Turismo sexual
Quando perguntamos a estrangeiros qual é a imagem que têm do Brasil, eles imediatamente erguem os braços e começam a rebolar. Ou seja, pensam imediatamente nas comemorações do carnaval, com as mulatas seminuas e até mesmo nuas (usam pintura corporal) sambando na pista. Quem assistiu ao jogo Inglaterra x Brasil, em Londres, dias atrás, pôde ver, no intervalo do jogo, entrarem em campo mulatas requebrando e se exibindo para o público. Se essa é a imagem do Brasil que é passada ao mundo todo, como querem que não haja o turismo sexual no País?

MILTON DE CASTRO (corretor de seguros) - Londrina




Campeão de caratê
Com relação à matéria "Carreira de campeão do caratê sob risco" (Esporte, 10/2), fico pasmo ao ver o descaso das pessoas, entidades e instituições envolvidas, incluso, aí, o poder público através da Fundação de Esportes, quando surge a possibilidade de um novo campeão, como Arthur Menezes, Thiago Tatsuya, Gabriela Kato e Cristiano Martins. A Confederação Brasileira de Caratê e suas filiadas estaduais ignoram os esforços dos atletas, mas se locupletam com os louros. As próprias academias de caratê vivem em seus mundinhos fechados: não divulgam as vitórias, a menos que saia na imprensa "de graça" como notícia, não pressionam as federações nem a comunidade nipônica ligada ao esporte. A comunidade japonesa de Londrina também se finge de morta.
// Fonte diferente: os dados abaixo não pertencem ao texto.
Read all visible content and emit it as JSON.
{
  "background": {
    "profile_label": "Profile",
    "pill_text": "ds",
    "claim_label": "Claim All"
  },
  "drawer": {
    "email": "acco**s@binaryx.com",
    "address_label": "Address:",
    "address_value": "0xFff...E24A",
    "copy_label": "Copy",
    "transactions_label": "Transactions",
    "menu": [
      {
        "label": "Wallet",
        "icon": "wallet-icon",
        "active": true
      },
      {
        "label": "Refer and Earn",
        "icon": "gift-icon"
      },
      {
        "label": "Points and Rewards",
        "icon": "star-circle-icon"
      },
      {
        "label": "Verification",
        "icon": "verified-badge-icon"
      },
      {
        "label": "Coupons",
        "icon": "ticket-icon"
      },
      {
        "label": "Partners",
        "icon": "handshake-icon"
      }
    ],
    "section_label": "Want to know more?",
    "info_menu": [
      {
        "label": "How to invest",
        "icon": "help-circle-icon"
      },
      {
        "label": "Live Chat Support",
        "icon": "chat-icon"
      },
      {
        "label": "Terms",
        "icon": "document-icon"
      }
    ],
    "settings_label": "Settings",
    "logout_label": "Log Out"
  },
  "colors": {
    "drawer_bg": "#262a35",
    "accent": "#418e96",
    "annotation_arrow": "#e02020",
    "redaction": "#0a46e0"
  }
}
Londrina possui várias associações da colônia voltadas para o esporte. Os vereadores membros da colônia também poderiam interceder, se quisessem. Se estes atletas têm tantas dificuldades é porque, de um lado está o descaso da própria comunidade japonesa, que é suficientemente organizada e forte para colocá-los no Mundialito da Venezuela com facilidade, mas não se interessa; e de outro, a própria inércia, quase indolência, das academias de caratê que só choramingam, mas não vão à luta. É uma vergonha ver pais e atletas arcarem com as próprias despesas para trazer medalhas para o Brasil.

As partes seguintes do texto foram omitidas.